You can help. More participation is needed from Bangor’s neighboring communities to give voice on their behalf. Riding the bus is not required to be heard. Attending a Transportation For All meetings is a great way to learn more and show support.
The Community Connector and all associated with it can do only so much, separately. Leverage is vital to any organization, business or system to achieve better results. Teams working together evenly distribute the required work. It’s better that 100 people work one hour each instead of one person working 100 hours. The load is lightened, and the teams are then eager to handle another challenge.
Transportation For All meetings are held 9 to 11 a.m. the first and third Thursdays every month at the Hammond Street Congregational Church.
Zeigler for House District 96
How fortunate for us that Montville resident Stanley Paige Zeigler is running as the Democratic candidate in House District 96 — Belmont, Liberty, Lincolnville, Montville, Morrill, Palermo and Searsmont. Having captained a marine research vessel for many years, Zeigler knows how to lead people —with different goals, experiences and expectations — through all kinds of weather.
Zeigler is a man of great warmth, intelligence and curiosity who is always eager to learn more about what Maine people are thinking and what he can do to help them. Since retiring, Zeiglar enthusiastically has embraced his role as Montville representative on the Regional School Unit 3 board and the board of the local recycling center.
Be thankful Zeigler is ready and willing to serve you and your family. Please give him your full support on June 14 and in November.
Honoring fallen military members
The Hermon High School Junior ROTC cadets, under the leadership of retired Maj. Marcel Fortier and retired 1st Sgt. Rob Jenkins, carried the “Banners of Heroes” in the Memorial Day parade, as they had for the Veterans Day parade last November. These young people are very respectful, dedicated and committed to doing their best, and I want to thank them for helping me to honor the Maine military members and those with ties to Maine who have lost their lives since Sept. 11, 2001. It is with pride that I commend this largest Junior ROTC organization in the state.

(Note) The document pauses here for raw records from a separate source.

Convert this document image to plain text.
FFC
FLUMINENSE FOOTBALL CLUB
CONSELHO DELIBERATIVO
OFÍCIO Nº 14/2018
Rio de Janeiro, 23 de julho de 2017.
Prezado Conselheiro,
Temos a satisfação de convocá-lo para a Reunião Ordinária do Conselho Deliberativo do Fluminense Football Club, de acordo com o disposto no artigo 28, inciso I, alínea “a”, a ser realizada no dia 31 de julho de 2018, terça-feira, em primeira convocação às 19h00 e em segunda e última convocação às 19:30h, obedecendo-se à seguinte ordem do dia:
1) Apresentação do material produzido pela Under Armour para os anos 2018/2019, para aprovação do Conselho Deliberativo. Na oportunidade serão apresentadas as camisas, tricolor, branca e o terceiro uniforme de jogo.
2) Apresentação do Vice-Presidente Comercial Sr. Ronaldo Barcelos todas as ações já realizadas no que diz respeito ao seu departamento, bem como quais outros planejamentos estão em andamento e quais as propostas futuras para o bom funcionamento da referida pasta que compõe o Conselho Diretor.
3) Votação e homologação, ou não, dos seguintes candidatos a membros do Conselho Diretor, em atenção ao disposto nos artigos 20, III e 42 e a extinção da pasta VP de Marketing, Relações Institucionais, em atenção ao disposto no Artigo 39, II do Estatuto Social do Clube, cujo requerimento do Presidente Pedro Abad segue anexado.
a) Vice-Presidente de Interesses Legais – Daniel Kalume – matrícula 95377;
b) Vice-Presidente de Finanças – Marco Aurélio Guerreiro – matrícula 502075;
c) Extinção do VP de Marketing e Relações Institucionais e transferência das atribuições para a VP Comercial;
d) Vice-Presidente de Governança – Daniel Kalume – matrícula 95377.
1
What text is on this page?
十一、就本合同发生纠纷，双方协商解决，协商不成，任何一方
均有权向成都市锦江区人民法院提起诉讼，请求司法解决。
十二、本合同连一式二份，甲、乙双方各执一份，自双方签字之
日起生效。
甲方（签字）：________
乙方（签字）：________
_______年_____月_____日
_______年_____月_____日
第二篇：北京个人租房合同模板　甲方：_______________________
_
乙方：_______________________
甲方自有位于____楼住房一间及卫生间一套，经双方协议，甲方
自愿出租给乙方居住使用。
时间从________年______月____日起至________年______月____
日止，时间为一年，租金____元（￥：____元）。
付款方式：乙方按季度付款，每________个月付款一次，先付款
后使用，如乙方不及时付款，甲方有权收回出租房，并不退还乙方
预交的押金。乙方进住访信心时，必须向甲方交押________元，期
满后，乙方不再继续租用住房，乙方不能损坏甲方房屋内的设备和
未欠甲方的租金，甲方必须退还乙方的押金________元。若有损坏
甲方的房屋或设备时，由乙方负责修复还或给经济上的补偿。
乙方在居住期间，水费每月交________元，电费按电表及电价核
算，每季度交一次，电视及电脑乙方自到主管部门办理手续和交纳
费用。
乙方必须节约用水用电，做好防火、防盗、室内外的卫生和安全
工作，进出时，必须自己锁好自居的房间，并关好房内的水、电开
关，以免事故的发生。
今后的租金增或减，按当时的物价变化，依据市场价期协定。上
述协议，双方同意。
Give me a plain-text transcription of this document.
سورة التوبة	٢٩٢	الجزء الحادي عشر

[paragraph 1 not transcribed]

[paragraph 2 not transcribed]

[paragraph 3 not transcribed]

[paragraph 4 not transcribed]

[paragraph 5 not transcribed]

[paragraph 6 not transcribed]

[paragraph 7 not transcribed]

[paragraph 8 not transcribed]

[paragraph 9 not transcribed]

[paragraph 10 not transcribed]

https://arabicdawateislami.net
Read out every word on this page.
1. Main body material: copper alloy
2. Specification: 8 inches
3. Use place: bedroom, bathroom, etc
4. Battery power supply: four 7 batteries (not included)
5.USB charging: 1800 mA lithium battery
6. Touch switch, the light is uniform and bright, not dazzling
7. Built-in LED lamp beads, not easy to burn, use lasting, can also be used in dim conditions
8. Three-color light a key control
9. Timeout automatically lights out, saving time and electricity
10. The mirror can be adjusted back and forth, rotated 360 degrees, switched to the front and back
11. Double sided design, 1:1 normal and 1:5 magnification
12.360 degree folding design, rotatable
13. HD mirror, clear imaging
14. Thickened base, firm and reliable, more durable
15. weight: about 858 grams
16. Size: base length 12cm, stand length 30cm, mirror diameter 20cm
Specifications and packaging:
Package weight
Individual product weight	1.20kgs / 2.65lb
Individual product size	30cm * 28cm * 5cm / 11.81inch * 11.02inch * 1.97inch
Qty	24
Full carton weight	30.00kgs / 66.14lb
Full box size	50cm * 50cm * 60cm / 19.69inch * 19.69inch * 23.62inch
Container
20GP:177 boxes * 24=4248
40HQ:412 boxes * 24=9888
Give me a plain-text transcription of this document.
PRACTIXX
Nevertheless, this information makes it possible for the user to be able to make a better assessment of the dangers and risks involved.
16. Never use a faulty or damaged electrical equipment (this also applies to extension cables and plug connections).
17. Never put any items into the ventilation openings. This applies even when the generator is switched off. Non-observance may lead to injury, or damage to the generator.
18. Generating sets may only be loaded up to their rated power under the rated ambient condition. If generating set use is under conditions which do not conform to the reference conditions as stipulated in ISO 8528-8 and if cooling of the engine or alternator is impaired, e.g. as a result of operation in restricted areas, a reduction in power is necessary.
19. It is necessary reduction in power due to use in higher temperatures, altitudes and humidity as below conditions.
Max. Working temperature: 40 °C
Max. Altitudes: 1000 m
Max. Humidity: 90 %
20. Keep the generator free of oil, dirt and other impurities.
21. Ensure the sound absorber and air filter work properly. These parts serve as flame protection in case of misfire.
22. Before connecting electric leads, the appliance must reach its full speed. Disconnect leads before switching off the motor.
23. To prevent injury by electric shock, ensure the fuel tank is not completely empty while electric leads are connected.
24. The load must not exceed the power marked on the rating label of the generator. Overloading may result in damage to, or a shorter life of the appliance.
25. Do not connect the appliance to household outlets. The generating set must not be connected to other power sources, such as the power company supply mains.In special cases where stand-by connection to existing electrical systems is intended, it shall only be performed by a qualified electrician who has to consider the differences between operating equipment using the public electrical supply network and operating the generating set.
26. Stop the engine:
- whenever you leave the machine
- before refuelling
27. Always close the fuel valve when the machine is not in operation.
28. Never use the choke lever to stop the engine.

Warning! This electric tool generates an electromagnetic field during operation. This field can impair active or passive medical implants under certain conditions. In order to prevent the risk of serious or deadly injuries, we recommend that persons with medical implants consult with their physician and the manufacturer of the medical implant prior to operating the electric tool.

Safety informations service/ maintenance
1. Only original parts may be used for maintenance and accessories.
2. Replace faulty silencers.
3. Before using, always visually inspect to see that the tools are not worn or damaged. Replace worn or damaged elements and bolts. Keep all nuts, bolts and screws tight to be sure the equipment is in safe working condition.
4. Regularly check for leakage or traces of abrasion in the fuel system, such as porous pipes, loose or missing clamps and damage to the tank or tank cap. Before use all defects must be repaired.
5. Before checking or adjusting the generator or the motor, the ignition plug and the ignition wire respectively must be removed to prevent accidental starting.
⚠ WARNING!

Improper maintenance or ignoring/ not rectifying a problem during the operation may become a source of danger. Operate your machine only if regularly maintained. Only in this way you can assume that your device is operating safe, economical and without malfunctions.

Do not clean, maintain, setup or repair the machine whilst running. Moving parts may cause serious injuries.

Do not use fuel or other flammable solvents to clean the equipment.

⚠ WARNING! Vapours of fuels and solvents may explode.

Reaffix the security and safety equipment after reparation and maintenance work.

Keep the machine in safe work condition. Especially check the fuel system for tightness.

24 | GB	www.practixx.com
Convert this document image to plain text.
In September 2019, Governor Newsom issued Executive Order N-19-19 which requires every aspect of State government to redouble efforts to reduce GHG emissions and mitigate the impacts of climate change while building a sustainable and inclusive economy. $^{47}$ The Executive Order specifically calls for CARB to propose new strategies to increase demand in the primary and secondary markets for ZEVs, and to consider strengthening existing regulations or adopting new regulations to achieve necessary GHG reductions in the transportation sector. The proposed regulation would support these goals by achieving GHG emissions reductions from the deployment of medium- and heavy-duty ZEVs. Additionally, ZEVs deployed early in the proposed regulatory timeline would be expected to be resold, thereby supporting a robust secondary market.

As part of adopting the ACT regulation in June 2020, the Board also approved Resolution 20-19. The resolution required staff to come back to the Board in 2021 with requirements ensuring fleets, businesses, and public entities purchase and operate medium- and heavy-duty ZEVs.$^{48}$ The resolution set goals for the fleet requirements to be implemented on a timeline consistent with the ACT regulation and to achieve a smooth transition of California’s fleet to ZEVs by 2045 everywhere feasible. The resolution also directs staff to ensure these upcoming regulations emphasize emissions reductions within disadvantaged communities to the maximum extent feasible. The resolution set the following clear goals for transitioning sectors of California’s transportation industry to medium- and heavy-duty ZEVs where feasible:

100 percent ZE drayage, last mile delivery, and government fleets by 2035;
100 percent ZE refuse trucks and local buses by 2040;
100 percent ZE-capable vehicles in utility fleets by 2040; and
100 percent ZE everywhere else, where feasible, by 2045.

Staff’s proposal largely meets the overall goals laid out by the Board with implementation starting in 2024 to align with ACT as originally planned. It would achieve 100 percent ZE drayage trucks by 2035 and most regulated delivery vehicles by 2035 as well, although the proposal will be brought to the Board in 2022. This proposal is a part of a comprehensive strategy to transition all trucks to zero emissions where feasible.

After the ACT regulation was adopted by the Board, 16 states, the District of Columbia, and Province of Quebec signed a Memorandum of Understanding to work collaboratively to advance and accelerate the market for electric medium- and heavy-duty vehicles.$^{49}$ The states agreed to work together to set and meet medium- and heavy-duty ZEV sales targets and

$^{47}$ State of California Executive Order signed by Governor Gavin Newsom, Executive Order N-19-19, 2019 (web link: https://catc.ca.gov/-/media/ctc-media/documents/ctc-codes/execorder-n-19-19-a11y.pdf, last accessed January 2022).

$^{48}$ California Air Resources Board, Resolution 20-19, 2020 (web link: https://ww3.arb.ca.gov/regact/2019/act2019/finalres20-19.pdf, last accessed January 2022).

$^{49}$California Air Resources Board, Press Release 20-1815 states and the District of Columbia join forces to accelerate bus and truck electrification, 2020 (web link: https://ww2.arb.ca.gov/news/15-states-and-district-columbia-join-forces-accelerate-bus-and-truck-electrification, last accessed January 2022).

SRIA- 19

Gagnon wrong about ranked-choice voting
As a citizen interested in politics, as well as a student in a mass media course this summer at the University of Maine, I’m aware of the impact media have on politics and voter perception. I feel Matthew Gagnon misrepresented, in his June 1 BDN column, what ranked-choice voting is about and its benefits, and I think people should hear both sides of the issue.
The point I have the biggest problem with is the idea that ranked-choice voting is more confusing and convoluted. Candidates with the lowest number of votes are eliminated, and whoever listed them as their first choice will have their ballots added to their second choice’s numbers. This is repeated until a winner is decided. In the age of computers, this is not as big of a problem as it is made to be.
I think the best reason to implement ranked-choice voting is to reduce “tactical voting.” In this election in particular, that is something I’ve encountered a lot — people voting against a candidate, such as Donald Trump, instead of for one. If they could rank their choices, they wouldn’t have to do that.
It’s for this reason I support the ballot initiative to implement ranked-choice voting for Maine elections.